Based on some research the most common problem is the governor pressure switch and sensor. Has anyone had this problem or anything related to what it might be.


----------



## mksent02 (Feb 3, 2012)

It's common, I've replaced them in a few used trucks over the years. If they're malfunctioning because of debris you could be out of luck. You should adjust the bands while you're in there, and of course a new filter. Good luck.


----------



## plowguy43 (Jan 2, 2008)

What he said^


----------



## Polarisrider (Sep 4, 2009)

thanks, its going to the tranny shop Monday, I'll let you guys know how she turns out


----------



## plowguy43 (Jan 2, 2008)

If they say a rebuild get a second opinion.


----------



## jmac5058 (Sep 28, 2009)

plowguy43;1527421 said:


> If they say a rebuild get a second opinion.

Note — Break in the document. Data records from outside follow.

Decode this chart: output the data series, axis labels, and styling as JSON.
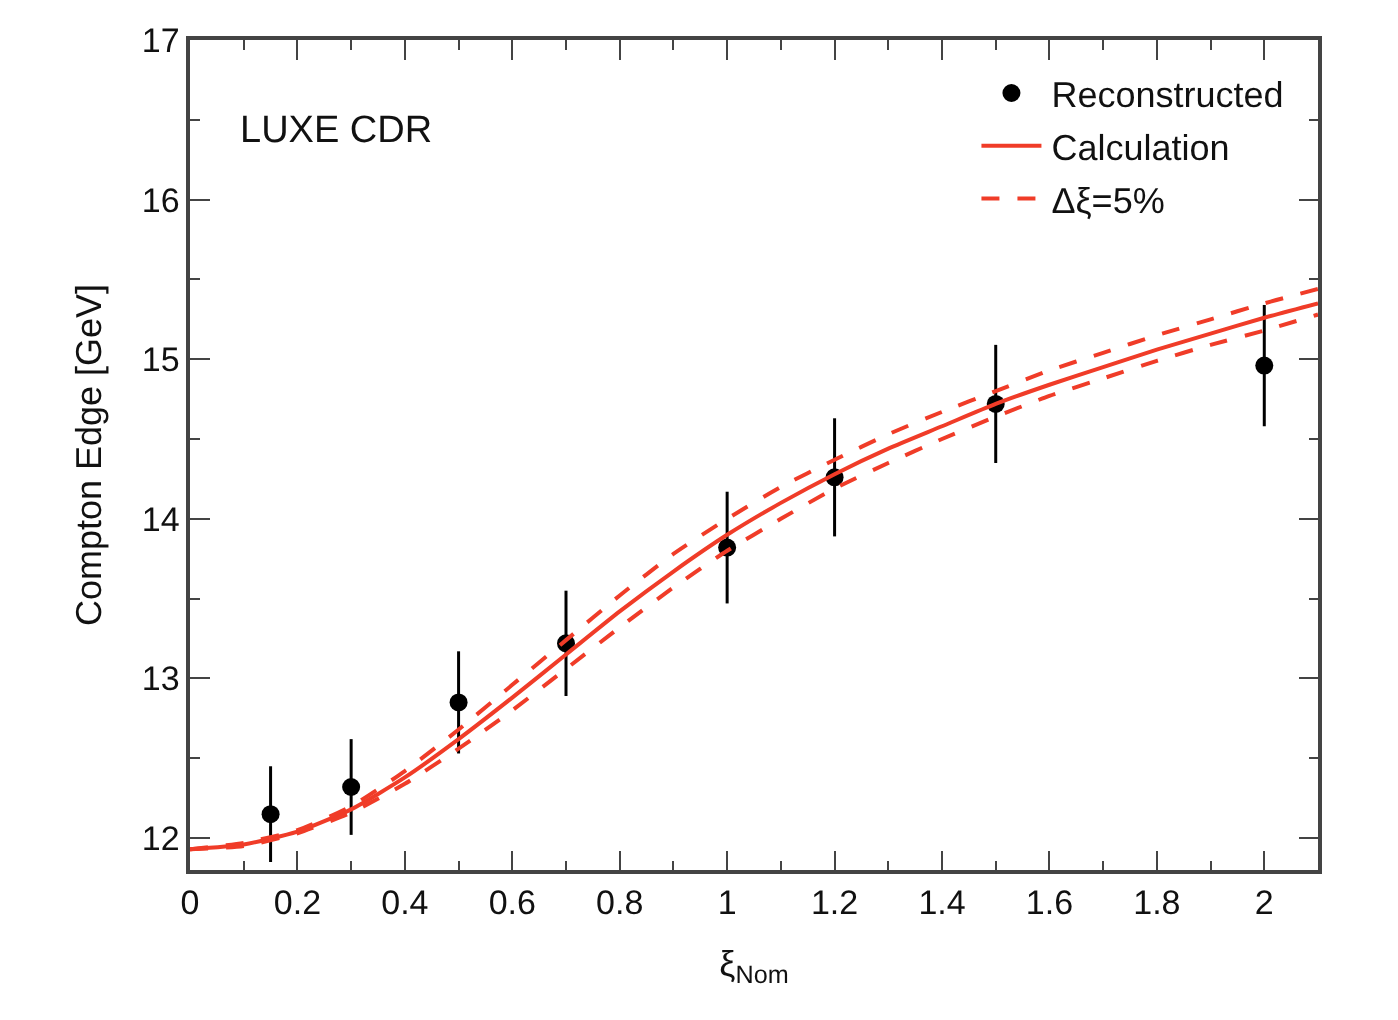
{
  "chart_data": {
    "type": "scatter",
    "xlabel": "ξ$_{Nom}$",
    "ylabel": "Compton Edge [GeV]",
    "annotations": [
      "LUXE CDR"
    ],
    "xlim": [
      0,
      2.1
    ],
    "ylim": [
      11.8,
      17
    ],
    "xticks": [
      0,
      0.2,
      0.4,
      0.6,
      0.8,
      1,
      1.2,
      1.4,
      1.6,
      1.8,
      2
    ],
    "yticks": [
      12,
      13,
      14,
      15,
      16,
      17
    ],
    "legend": "top right",
    "series": [
      {
        "name": "Reconstructed",
        "marker": "circle",
        "color": "#000000",
        "x": [
          0.15,
          0.3,
          0.5,
          0.7,
          1.0,
          1.2,
          1.5,
          2.0
        ],
        "values": [
          12.15,
          12.32,
          12.85,
          13.22,
          13.82,
          14.26,
          14.72,
          14.96
        ],
        "errors": [
          0.3,
          0.3,
          0.32,
          0.33,
          0.35,
          0.37,
          0.37,
          0.38
        ]
      },
      {
        "name": "Calculation",
        "type": "line",
        "marker": "none",
        "line_style": "solid",
        "color": "#f03c28",
        "x": [
          0,
          0.1,
          0.2,
          0.3,
          0.4,
          0.5,
          0.6,
          0.7,
          0.8,
          0.9,
          1.0,
          1.1,
          1.2,
          1.3,
          1.4,
          1.5,
          1.6,
          1.7,
          1.8,
          1.9,
          2.0,
          2.1
        ],
        "values": [
          11.93,
          11.96,
          12.04,
          12.18,
          12.38,
          12.62,
          12.88,
          13.15,
          13.42,
          13.67,
          13.9,
          14.1,
          14.28,
          14.44,
          14.58,
          14.72,
          14.84,
          14.95,
          15.06,
          15.16,
          15.26,
          15.35
        ]
      },
      {
        "name": "Δξ=5%",
        "type": "line",
        "marker": "none",
        "line_style": "dashed",
        "color": "#f03c28",
        "x": [
          0,
          0.1,
          0.2,
          0.3,
          0.4,
          0.5,
          0.6,
          0.7,
          0.8,
          0.9,
          1.0,
          1.1,
          1.2,
          1.3,
          1.4,
          1.5,
          1.6,
          1.7,
          1.8,
          1.9,
          2.0,
          2.1
        ],
        "values": [
          11.93,
          11.97,
          12.05,
          12.2,
          12.42,
          12.68,
          12.96,
          13.24,
          13.52,
          13.78,
          14.0,
          14.2,
          14.37,
          14.53,
          14.67,
          14.8,
          14.93,
          15.04,
          15.15,
          15.25,
          15.35,
          15.44
        ]
      },
      {
        "type": "line",
        "marker": "none",
        "line_style": "dashed",
        "color": "#f03c28",
        "x": [
          0,
          0.1,
          0.2,
          0.3,
          0.4,
          0.5,
          0.6,
          0.7,
          0.8,
          0.9,
          1.0,
          1.1,
          1.2,
          1.3,
          1.4,
          1.5,
          1.6,
          1.7,
          1.8,
          1.9,
          2.0,
          2.1
        ],
        "values": [
          11.93,
          11.95,
          12.03,
          12.16,
          12.34,
          12.56,
          12.8,
          13.06,
          13.32,
          13.57,
          13.8,
          14.0,
          14.19,
          14.35,
          14.5,
          14.64,
          14.77,
          14.88,
          14.99,
          15.09,
          15.18,
          15.28
        ]
      }
    ]
  }
}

If they say a rebuild get a Chevy.


----------



## Steve8511 (Nov 28, 2011)

This is overkill for a gasser but it's the gold standard for dodge's....

http://www.goerend.com/


----------



## 95HDRam (Sep 12, 2011)

The most common problem is fluid transfer. The front pump will not flow fluid in Park, when fluid is flowing the Valve Body limits pressure throughout the trans. A simple shift kit install with removal of a check ball helps a lot along with a TC lockup switch to engage the TC when not in overdrive which disipates a lot of heat especially under load. Hope this helps. I have a Fleece Performance trani in mine. 46RH that only needs fluid and filter.


----------



## Glenn81 (Dec 31, 2012)

jmac5058;1527776 said:


> If they say a rebuild get a Chevy.


You've been out in the cold to long, all a GM is any good for is to use it as a car not a work truck


----------



## Nero (Aug 10, 2009)

Glenn81;1554669 said:


> You've been out in the cold to long, all a GM is any good for is to use it as a car not a work truck


Well said Thumbs Up Love my 2000 & 2001 Rams. I like the solid axels. Great for work. wesport


----------



## Snow Commandor (Jan 30, 2011)

Nero;1563376 said:


> Well said Thumbs Up Love my 2000 & 2001 Rams. I like the solid axels. Great for work. wesport


Nothing beats a solid front axel for plowing! Even my old 85 w100 half ton had a Dana 45 solid axel. It outlasted my friends 1990 Chevy 2500! Lol!


----------